The danger to agricultural production is further exasperated by the reliance on chemical farming with so-called ‘high yield ‘ crops. These crops have been bred by reducing photosynthetic biomass for crop biomass. This reduction being made possible by the use of chemical fertilizers. But in a high temperature situation when chlorophyll is functioning sub-optimally such reductions may bring serious crop losses.
Chemical fertilizers are produced using large amounts of energy, usually fossil energy. The creation of this fossil energy results in the discharge of huge volumes of Carbon Dioxide into the atmosphere. Therefore chemical farming adds greatly to global warming, that creates the dangerous heat waves around the planet and finally affects the farmer through increased heat stress on the crop.
Another contributor to local warming is the massive urban infrastructure, not only does it contribute to an increase in carbon dioxide emissions through the use of cement, which is estimated to produce sixteen times more than an equivalent volume of oil; it also increases he daytime heating of the concrete producing ‘heat islands’ where the local heat is higher than the ambient. Poor air circulation and quality in cities where air quality is not stringently controlled, creates pollution at levels where, in Delhi for example, where it has been estimated that “The pollution in the city kills at least one person every hour and impairs the lungs of every third child’. Thus city creation must be approached with extreme caution and sound planning.

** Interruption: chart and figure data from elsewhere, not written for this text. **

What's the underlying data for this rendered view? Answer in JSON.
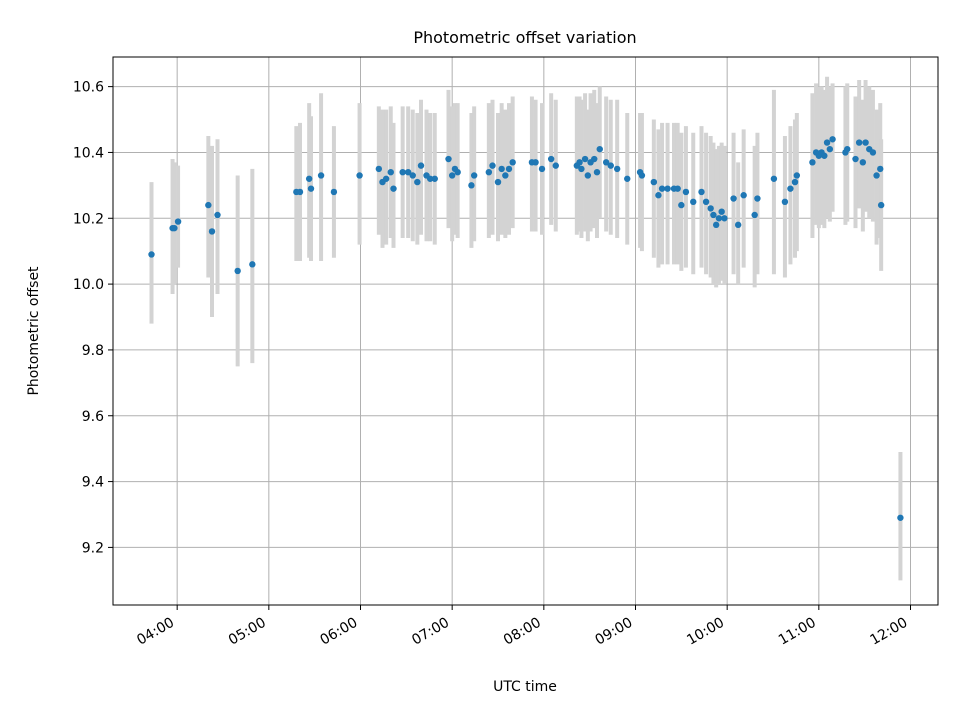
{
  "chart_data": {
    "type": "scatter",
    "title": "Photometric offset variation",
    "xlabel": "UTC time",
    "ylabel": "Photometric offset",
    "x_unit": "hours UTC",
    "xlim": [
      3.3,
      12.3
    ],
    "ylim": [
      9.025,
      10.69
    ],
    "xticks": [
      4,
      5,
      6,
      7,
      8,
      9,
      10,
      11,
      12
    ],
    "xtick_labels": [
      "04:00",
      "05:00",
      "06:00",
      "07:00",
      "08:00",
      "09:00",
      "10:00",
      "11:00",
      "12:00"
    ],
    "yticks": [
      9.2,
      9.4,
      9.6,
      9.8,
      10.0,
      10.2,
      10.4,
      10.6
    ],
    "ytick_labels": [
      "9.2",
      "9.4",
      "9.6",
      "9.8",
      "10.0",
      "10.2",
      "10.4",
      "10.6"
    ],
    "grid": true,
    "legend": "none",
    "colors": {
      "point": "#1f77b4",
      "errorbar": "#d3d3d3",
      "grid": "#b0b0b0"
    },
    "series": [
      {
        "x": [
          3.72,
          3.95,
          3.97,
          4.01,
          4.34,
          4.38,
          4.44,
          4.66,
          4.82,
          5.3,
          5.34,
          5.44,
          5.46,
          5.57,
          5.71,
          5.99,
          6.2,
          6.24,
          6.28,
          6.33,
          6.36,
          6.46,
          6.52,
          6.57,
          6.62,
          6.66,
          6.72,
          6.76,
          6.81,
          6.96,
          7.0,
          7.03,
          7.06,
          7.21,
          7.24,
          7.4,
          7.44,
          7.5,
          7.54,
          7.58,
          7.62,
          7.66,
          7.87,
          7.91,
          7.98,
          8.08,
          8.13,
          8.36,
          8.39,
          8.41,
          8.45,
          8.48,
          8.51,
          8.55,
          8.58,
          8.61,
          8.68,
          8.73,
          8.8,
          8.91,
          9.05,
          9.07,
          9.2,
          9.25,
          9.29,
          9.35,
          9.42,
          9.46,
          9.5,
          9.55,
          9.63,
          9.72,
          9.77,
          9.82,
          9.85,
          9.88,
          9.91,
          9.94,
          9.97,
          10.07,
          10.12,
          10.18,
          10.3,
          10.33,
          10.51,
          10.63,
          10.69,
          10.74,
          10.76,
          10.93,
          10.97,
          11.0,
          11.03,
          11.06,
          11.09,
          11.12,
          11.15,
          11.29,
          11.31,
          11.4,
          11.44,
          11.48,
          11.51,
          11.55,
          11.59,
          11.63,
          11.67,
          11.68,
          11.89
        ],
        "y": [
          10.09,
          10.17,
          10.17,
          10.19,
          10.24,
          10.16,
          10.21,
          10.04,
          10.06,
          10.28,
          10.28,
          10.32,
          10.29,
          10.33,
          10.28,
          10.33,
          10.35,
          10.31,
          10.32,
          10.34,
          10.29,
          10.34,
          10.34,
          10.33,
          10.31,
          10.36,
          10.33,
          10.32,
          10.32,
          10.38,
          10.33,
          10.35,
          10.34,
          10.3,
          10.33,
          10.34,
          10.36,
          10.31,
          10.35,
          10.33,
          10.35,
          10.37,
          10.37,
          10.37,
          10.35,
          10.38,
          10.36,
          10.36,
          10.37,
          10.35,
          10.38,
          10.33,
          10.37,
          10.38,
          10.34,
          10.41,
          10.37,
          10.36,
          10.35,
          10.32,
          10.34,
          10.33,
          10.31,
          10.27,
          10.29,
          10.29,
          10.29,
          10.29,
          10.24,
          10.28,
          10.25,
          10.28,
          10.25,
          10.23,
          10.21,
          10.18,
          10.2,
          10.22,
          10.2,
          10.26,
          10.18,
          10.27,
          10.21,
          10.26,
          10.32,
          10.25,
          10.29,
          10.31,
          10.33,
          10.37,
          10.4,
          10.39,
          10.4,
          10.39,
          10.43,
          10.41,
          10.44,
          10.4,
          10.41,
          10.38,
          10.43,
          10.37,
          10.43,
          10.41,
          10.4,
          10.33,
          10.35,
          10.24,
          9.29
        ],
        "err_low": [
          9.88,
          9.97,
          10.0,
          10.05,
          10.02,
          9.9,
          9.97,
          9.75,
          9.76,
          10.07,
          10.07,
          10.08,
          10.07,
          10.07,
          10.08,
          10.12,
          10.15,
          10.11,
          10.12,
          10.14,
          10.11,
          10.14,
          10.14,
          10.13,
          10.12,
          10.15,
          10.13,
          10.13,
          10.12,
          10.17,
          10.13,
          10.15,
          10.14,
          10.11,
          10.13,
          10.14,
          10.15,
          10.13,
          10.15,
          10.14,
          10.15,
          10.17,
          10.16,
          10.16,
          10.15,
          10.18,
          10.16,
          10.15,
          10.16,
          10.14,
          10.16,
          10.13,
          10.16,
          10.17,
          10.14,
          10.2,
          10.16,
          10.15,
          10.14,
          10.12,
          10.11,
          10.1,
          10.08,
          10.05,
          10.06,
          10.06,
          10.06,
          10.06,
          10.04,
          10.05,
          10.03,
          10.05,
          10.03,
          10.02,
          10.0,
          9.99,
          10.0,
          10.01,
          10.0,
          10.03,
          10.0,
          10.05,
          9.99,
          10.03,
          10.03,
          10.02,
          10.06,
          10.08,
          10.1,
          10.14,
          10.18,
          10.17,
          10.18,
          10.17,
          10.2,
          10.19,
          10.22,
          10.18,
          10.19,
          10.17,
          10.23,
          10.16,
          10.22,
          10.2,
          10.19,
          10.12,
          10.14,
          10.04,
          9.1
        ],
        "err_high": [
          10.31,
          10.38,
          10.37,
          10.36,
          10.45,
          10.42,
          10.44,
          10.33,
          10.35,
          10.48,
          10.49,
          10.55,
          10.51,
          10.58,
          10.48,
          10.55,
          10.54,
          10.53,
          10.53,
          10.54,
          10.49,
          10.54,
          10.54,
          10.53,
          10.52,
          10.56,
          10.53,
          10.52,
          10.52,
          10.59,
          10.54,
          10.55,
          10.55,
          10.52,
          10.54,
          10.55,
          10.56,
          10.52,
          10.55,
          10.53,
          10.55,
          10.57,
          10.57,
          10.56,
          10.55,
          10.58,
          10.56,
          10.57,
          10.57,
          10.56,
          10.58,
          10.53,
          10.58,
          10.59,
          10.55,
          10.6,
          10.57,
          10.56,
          10.56,
          10.52,
          10.52,
          10.52,
          10.5,
          10.47,
          10.49,
          10.49,
          10.49,
          10.49,
          10.46,
          10.48,
          10.46,
          10.48,
          10.46,
          10.45,
          10.43,
          10.41,
          10.42,
          10.43,
          10.42,
          10.46,
          10.37,
          10.47,
          10.42,
          10.46,
          10.59,
          10.45,
          10.48,
          10.5,
          10.52,
          10.58,
          10.61,
          10.6,
          10.6,
          10.59,
          10.63,
          10.6,
          10.61,
          10.6,
          10.61,
          10.57,
          10.62,
          10.56,
          10.62,
          10.6,
          10.59,
          10.53,
          10.55,
          10.44,
          9.49
        ]
      }
    ]
  }
}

We have had a plethora of conferences and discussions about adapting to Climate Change. Sadly there has been no address of the fact that it is ‘Fossil Driven Development’ that as brought us to this sorry state. It is even more tragic, to witness so- called ‘informed politicians’ promoting fossil driven development as a good thing for Sri Lanka’s progress. We need some informed planning to adapt to the oncoming changes. And, to help planning to the changes is it not time to begin mapping out the temperature sensitive regions of the island and begin develop some functional responses, especially in the agricultural zones?